Совсем наоборот. Несмотря на возражения Мейера, Эрмана, Пейглс и других исследователей, которых цитирует Кросни, Евангелие Иуды от начала и до конца содержит в себе однозначное и полное отрицание того, что говорится в канонических евангелиях[111]. Сам Кросни, резюмируя учение, изложенное в книге, окончательно раскрывает карты:

[Этот документ] приняли на веру некоторые люди, искренне считавшие Иисуса истинным мессией, благодаря поданному им яркому примеру и благодаря тому, что он мог привести каждого человека к богу […] Иисус — это не страдающая фигура, которой предстоит погибнуть в агонии на кресте. Вместо этого, он — дружелюбный и благожелательный учитель с чувством юмора.[112]
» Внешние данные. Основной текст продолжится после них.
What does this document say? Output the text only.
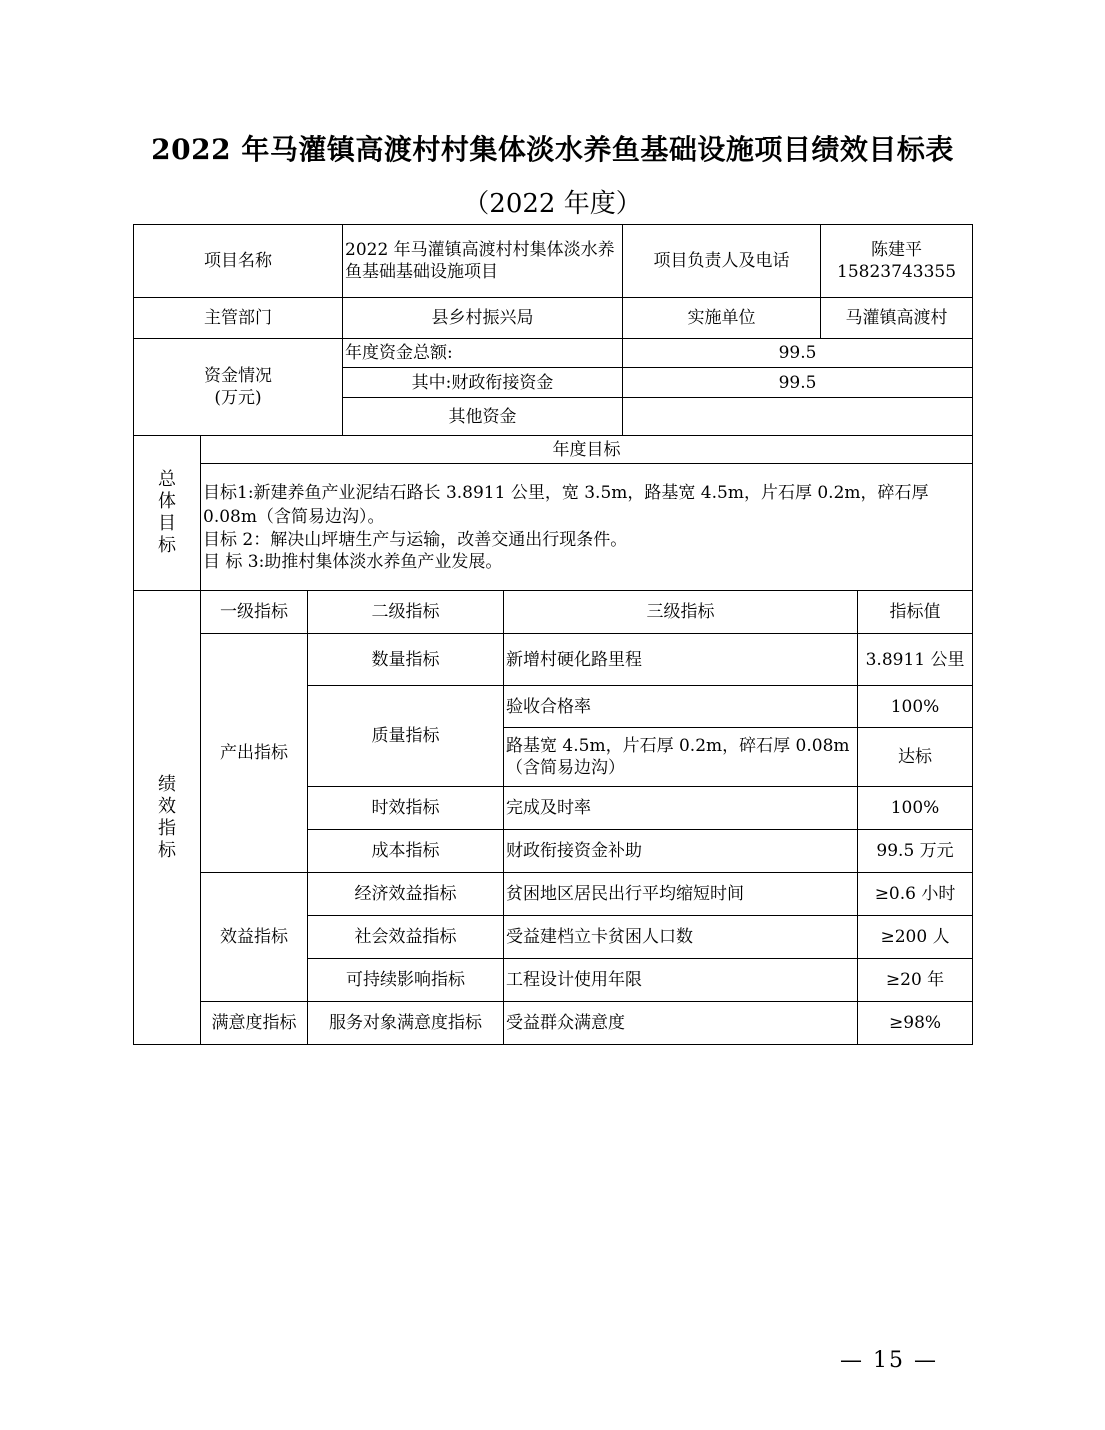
2022 年马灌镇高渡村村集体淡水养鱼基础设施项目绩效目标表
（2022 年度）
项目名称			2022 年马灌镇高渡村村集体淡水养鱼基础基础设施项目		项目负责人及电话	陈建平
15823743355	

主管部门			县乡村振兴局		实施单位	马灌镇高渡村	

资金情况
(万元)			年度资金总额:		99.5		
			其中:财政衔接资金		99.5		
			其他资金				
总
体
目
标	年度目标						

	目标1:新建养鱼产业泥结石路长 3.8911 公里，宽 3.5m，路基宽 4.5m，片石厚 0.2m，碎石厚 0.08m（含简易边沟）。
目标 2：解决山坪塘生产与运输，改善交通出行现条件。
目 标 3:助推村集体淡水养鱼产业发展。						

绩
效
指
标	一级指标	二级指标		三级指标			指标值
	产出指标	数量指标		新增村硬化路里程			3.8911 公里
		质量指标		验收合格率			100%
				路基宽 4.5m，片石厚 0.2m，碎石厚 0.08m（含简易边沟）			达标
		时效指标		完成及时率			100%
		成本指标		财政衔接资金补助			99.5 万元
	效益指标	经济效益指标		贫困地区居民出行平均缩短时间			≥0.6 小时
		社会效益指标		受益建档立卡贫困人口数			≥200 人
		可持续影响指标		工程设计使用年限			≥20 年
	满意度指标	服务对象满意度指标		受益群众满意度			≥98%
— 15 —
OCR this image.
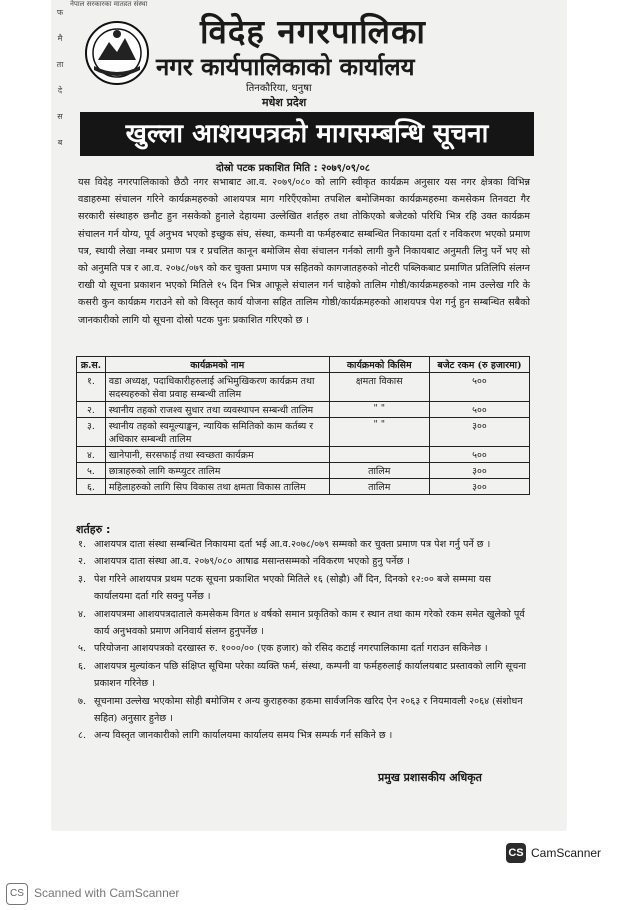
नेपाल सरकारका मातहत संस्था
फ
मै
ता
दे
स
ब
विदेह नगरपालिका
नगर कार्यपालिकाको कार्यालय
तिनकौरिया, धनुषा
मधेश प्रदेश
खुल्ला आशयपत्रको मागसम्बन्धि सूचना
दोस्रो पटक प्रकाशित मिति : २०७९/०९/०८
यस विदेह नगरपालिकाको छैठौ नगर सभाबाट आ.व. २०७९/०८० को लागि स्वीकृत कार्यक्रम अनुसार यस नगर क्षेत्रका विभिन्न वडाहरुमा संचालन गरिने कार्यक्रमहरुको आशयपत्र माग गरिएँएकोमा तपशिल बमोजिमका कार्यक्रमहरुमा कमसेकम तिनवटा गैर सरकारी संस्थाहरु छनौट हुन नसकेको हुनाले देहायमा उल्लेखित शर्तहरु तथा तोकिएको बजेटको परिधि भित्र रहि उक्त कार्यक्रम संचालन गर्न योग्य, पूर्व अनुभव भएको इच्छुक संघ, संस्था, कम्पनी वा फर्महरुबाट सम्बन्धित निकायमा दर्ता र नविकरण भएको प्रमाण पत्र, स्थायी लेखा नम्बर प्रमाण पत्र र प्रचलित कानून बमोजिम सेवा संचालन गर्नको लागी कुनै निकायबाट अनुमती लिनु पर्ने भए सो को अनुमति पत्र र आ.व. २०७८/०७९ को कर चुक्ता प्रमाण पत्र सहितको कागजातहरुको नोटरी पब्लिकबाट प्रमाणित प्रतिलिपि संलग्न राखी यो सूचना प्रकाशन भएको मितिले १५ दिन भित्र आफूले संचालन गर्न चाहेको तालिम गोष्ठी/कार्यक्रमहरुको नाम उल्लेख गरि के कसरी कुन कार्यक्रम गराउने सो को विस्तृत कार्य योजना सहित तालिम गोष्ठी/कार्यक्रमहरुको आशयपत्र पेश गर्नु हुन सम्बन्धित सबैको जानकारीको लागि यो सूचना दोस्रो पटक पुनः प्रकाशित गरिएको छ ।
क्र.स.	कार्यक्रमको नाम	कार्यक्रमको किसिम	बजेट रकम (रु हजारमा)
१.	वडा अध्यक्ष, पदाधिकारीहरुलाई अभिमुखिकरण कार्यक्रम तथा सदस्यहरुको सेवा प्रवाह सम्बन्धी तालिम	क्षमता विकास	५००
२.	स्थानीय तहको राजश्व सुधार तथा व्यवस्थापन सम्बन्धी तालिम	" "	५००
३.	स्थानीय तहको स्वमूल्याङ्कन, न्यायिक समितिको काम कर्तब्य र अधिकार सम्बन्धी तालिम	" "	३००
४.	खानेपानी, सरसफाई तथा स्वच्छता कार्यक्रम		५००
५.	छात्राहरुको लागि कम्प्युटर तालिम	तालिम	३००
६.	महिलाहरुको लागि सिप विकास तथा क्षमता विकास तालिम	तालिम	३००
शर्तहरु :
१. आशयपत्र दाता संस्था सम्बन्धित निकायमा दर्ता भई आ.व.२०७८/०७९ सम्मको कर चुक्ता प्रमाण पत्र पेश गर्नु पर्ने छ ।
२. आशयपत्र दाता संस्था आ.व. २०७९/०८० आषाढ मसान्तसम्मको नविकरण भएको हुनु पर्नेछ ।
३. पेश गरिने आशयपत्र प्रथम पटक सूचना प्रकाशित भएको मितिले १६ (सोह्रौ) औं दिन, दिनको १२:०० बजे सम्ममा यस कार्यालयमा दर्ता गरि सक्नु पर्नेछ ।
४. आशयपत्रमा आशयपत्रदाताले कमसेकम विगत ४ वर्षको समान प्रकृतिको काम र स्थान तथा काम गरेको रकम समेत खुलेको पूर्व कार्य अनुभवको प्रमाण अनिवार्य संलग्न हुनुपर्नेछ ।
५. परियोजना आशयपत्रको दरखास्त रु. १०००/०० (एक हजार) को रसिद कटाई नगरपालिकामा दर्ता गराउन सकिनेछ ।
६. आशयपत्र मुल्यांकन पछि संक्षिप्त सूचिमा परेका व्यक्ति फर्म, संस्था, कम्पनी वा फर्महरुलाई कार्यालयबाट प्रस्तावको लागि सूचना प्रकाशन गरिनेछ ।
७. सूचनामा उल्लेख भएकोमा सोही बमोजिम र अन्य कुराहरुका हकमा सार्वजनिक खरिद ऐन २०६३ र नियमावली २०६४ (संशोधन सहित) अनुसार हुनेछ ।
८. अन्य विस्तृत जानकारीको लागि कार्यालयमा कार्यालय समय भित्र सम्पर्क गर्न सकिने छ ।
प्रमुख प्रशासकीय अधिकृत
CS CamScanner
CS Scanned with CamScanner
Никто из тех, кто понял канонические евангелия, не смог бы вообразить, что это новое евангелие отбрасывает всю их богословскую теорию и заменяет ее на совершенно иную. И никто из тех, кто понял значение смеха Иисуса в этом новом тексте, не счел бы, что это характеризует Иисуса как «дружелюбного и благожелательного»[113]. Если нам нужна благожелательность, то мы ее найдем не в Евангелии Иуды, а в Новом Завете. Человек на кресте, может быть, и «страдающий», но причина его страданий ясна: «Жизнью, что я живу сейчас во плоти, я обязан вере в Сына Божьего, Кто возлюбил меня и предложил Себя в жертву вместо меня».

Так почему Мейер, Эрман и другие так упорно заявляют, что Евангелие Иуды актуально и важно не просто для нашего понимания раннего христианства, но и для сегодняшнего дня? Почему они утверждают, что в нем есть новые, жизненно важные откровения? Ответ заключается в том, что их энергичная пропаганда книги — часть более пространной истории, в которую многие в наши дни, особенно в Северной Америке, хотят верить и популяризировать, даже создавая материалы, которые большинство историков сочтут явной чепухой. Это — то, что я называю новым мифом о происхождении христианства[114].

Главные составляющие нового мифа хорошо известны, и Барт Эрман — один из самых известных его популяризаторов среди ученых[115]. Детальное рассмотрение мифа и подробные комментарии к нему заняли бы здесь слишком много места, но очень важно, чтобы мы поняли основные черты и пафос этого движения, и выяснили, почему стремление пропагандировать его вызывало у Эрмана и других такой энтузиазм в отношении Евангелия Иуды.

Во–первых, согласно новому мифу, Иисус не был таким, каким его изображают канонические евангелия. Он не считал себя сколько–нибудь божественным. Он не намеревался погибнуть за грехи мира. И конечно, он не восставал из мертвых. Скорее, Иисус был учителем необычной и расшатывающей прежние основы мудрости, породившей многогранную традицию, из которой возникло множество движений, и в их рамках писалось и редактировалось множество версий жизни Иисуса, его высказываний и его судьбы.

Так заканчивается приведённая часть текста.